Much of the savings will be driven by a new energy management operating system, now deployed throughout Ford’s European manufacturing centres. Facilities in Cologne and Saarlouis, Germany have also achieved International ISO 50001 status for energy management and efficiency.

Energy-saving measures in Ford factories include a system that recovers heat energy from the paint oven exhaust stacks and returns it as useful heat into the district water heating system. This system in Cologne has saved 16GWh of energy since start-up in November 2013.

“Constantly finding new ways of saving natural resources is an important challenge for Ford, especially in an energy intensive industry such as car-making,” said Ford Europe energy manager Richard Douthwaite. “Recycling waste heat from factory paint ovens is just one of the creative ways we are reducing energy demand, helping us to improve the environmental impact of our manufacturing facilities around the world.”

Efficiency drive

The company is also continuing its switch to low-energy LED lighting at its manufacturing facilities in Europe, installing more than 25,000 new LED fixtures at facilities around the world last year.

Ford also is rolling-out installation of an advanced automated building heating control and ventilation system at its factories. The system allows Ford energy teams to remotely control – and even switch off heating systems in individual offices or areas that are not in use within its plants. 

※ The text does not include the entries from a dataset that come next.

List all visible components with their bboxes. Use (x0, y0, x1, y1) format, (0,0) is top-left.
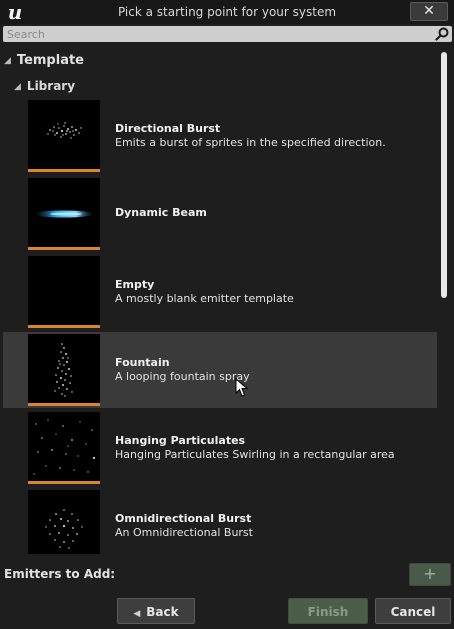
item-name: Hanging Particulates (115, 434, 246, 447)
tree-header-library[interactable]: ◢ Library (14, 79, 75, 93)
tree-header-library-label: Library (26, 79, 76, 93)
cancel-button[interactable]: Cancel (375, 598, 451, 624)
item-description: Hanging Particulates Swirling in a recta… (115, 448, 395, 461)
item-name: Empty (115, 278, 155, 291)
list-item-empty[interactable]: Empty A mostly blank emitter template (3, 254, 437, 330)
item-name: Omnidirectional Burst (115, 512, 252, 525)
hanging-particulates-thumbnail (28, 412, 100, 484)
window-title: Pick a starting point for your system (117, 5, 337, 19)
thumbnail-accent-bar (28, 481, 100, 484)
list-item-omnidirectional-burst[interactable]: Omnidirectional Burst An Omnidirectional… (3, 488, 437, 554)
back-button-label: Back (146, 605, 179, 619)
item-description: A mostly blank emitter template (115, 292, 294, 305)
thumbnail-accent-bar (28, 169, 100, 172)
add-emitter-button[interactable]: + (409, 563, 451, 586)
list-item-directional-burst[interactable]: Directional Burst Emits a burst of sprit… (3, 98, 437, 174)
omnidirectional-burst-thumbnail (28, 490, 100, 554)
expanded-triangle-icon[interactable]: ◢ (4, 56, 11, 66)
directional-burst-thumbnail (28, 100, 100, 172)
item-description: An Omnidirectional Burst (115, 526, 253, 539)
emitters-to-add-label: Emitters to Add: (4, 567, 116, 581)
tree-header-template[interactable]: ◢ Template (4, 53, 84, 68)
fountain-particles-icon (54, 343, 73, 397)
search-box (3, 26, 452, 42)
thumbnail-accent-bar (28, 247, 100, 250)
fountain-thumbnail (28, 334, 100, 406)
item-name: Directional Burst (115, 122, 221, 135)
finish-button[interactable]: Finish (288, 598, 368, 624)
dynamic-beam-thumbnail (28, 178, 100, 250)
close-button[interactable]: ✕ (410, 2, 448, 21)
tree-header-template-label: Template (16, 53, 84, 68)
item-description: A looping fountain spray (115, 370, 250, 383)
sparse-particles-icon (33, 419, 96, 475)
item-name: Fountain (115, 356, 170, 369)
search-input[interactable] (3, 26, 427, 42)
search-icon[interactable] (435, 27, 449, 41)
item-name: Dynamic Beam (115, 206, 207, 219)
title-bar: u Pick a starting point for your system … (0, 0, 454, 24)
thumbnail-accent-bar (28, 403, 100, 406)
beam-icon (34, 210, 94, 218)
particle-burst-icon (47, 122, 82, 139)
list-item-dynamic-beam[interactable]: Dynamic Beam (3, 176, 437, 252)
back-arrow-icon: ◀ (133, 609, 141, 619)
template-list: Directional Burst Emits a burst of sprit… (0, 98, 438, 554)
list-scrollbar[interactable] (441, 52, 447, 298)
list-item-fountain[interactable]: Fountain A looping fountain spray (3, 332, 437, 408)
mouse-cursor-icon (235, 378, 249, 397)
expanded-triangle-icon[interactable]: ◢ (14, 82, 21, 92)
thumbnail-accent-bar (28, 325, 100, 328)
back-button[interactable]: ◀ Back (117, 598, 195, 624)
omni-particles-icon (45, 509, 83, 549)
item-description: Emits a burst of sprites in the specifie… (115, 136, 386, 149)
empty-thumbnail (28, 256, 100, 328)
list-item-hanging-particulates[interactable]: Hanging Particulates Hanging Particulate… (3, 410, 437, 486)
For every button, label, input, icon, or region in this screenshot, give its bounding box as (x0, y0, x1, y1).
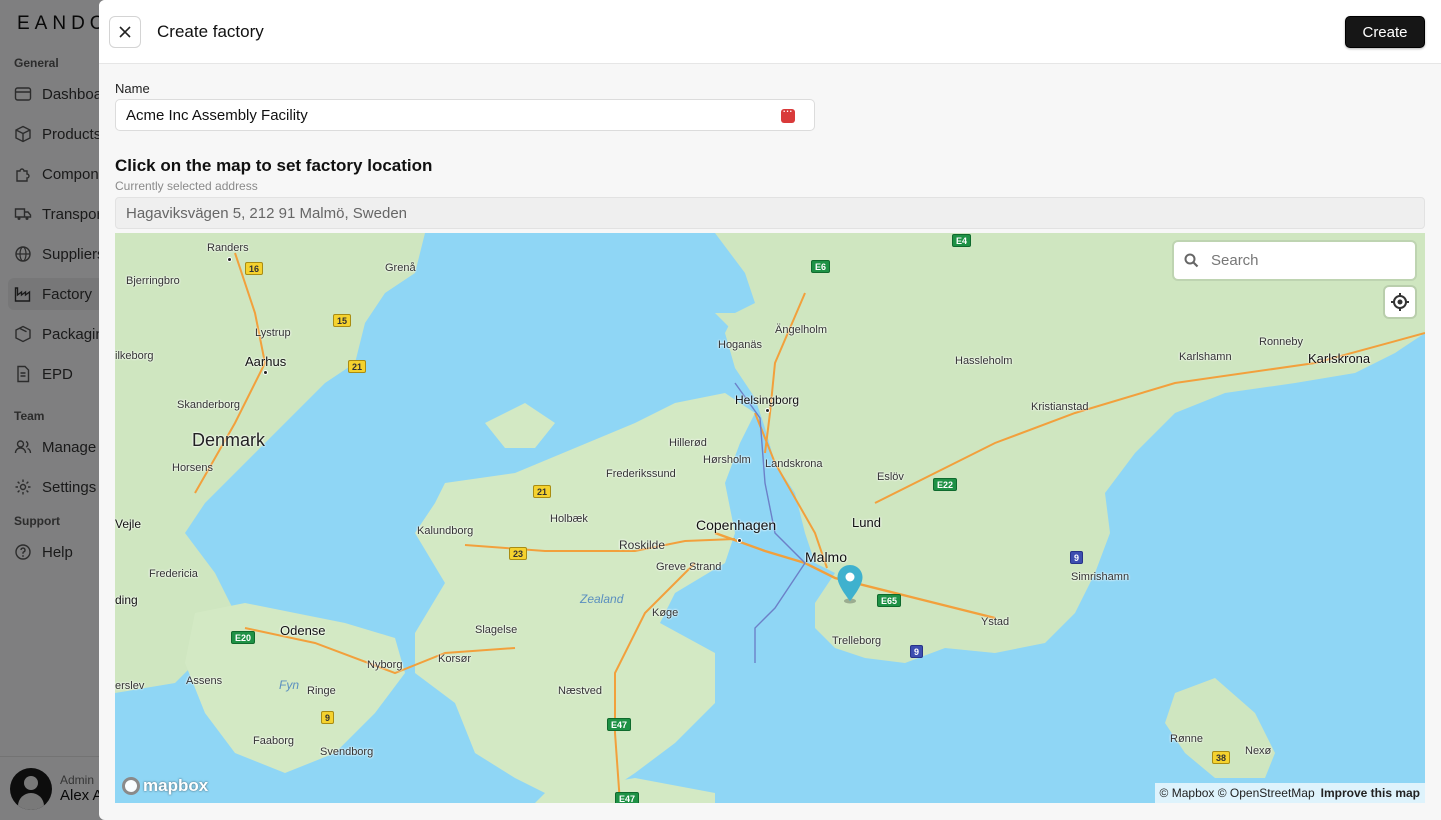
road-shield: 9 (910, 645, 924, 658)
map-label-zealand: Zealand (580, 592, 624, 606)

The efficiency drive marks from Ford marks the latest in a flurry of environmental initiatives from carmakers in the wake of the VW emissions scandal. Already this week, Volvo has pledged to build hybrid vehicles across its entire fleet, and Toyota has pledged to cut overall emissions 90% by 2050.

Earlier this year, Ford also launched a free gaming-style app that lets drivers use their smartphone to remotely manage their Ford electric vehicles.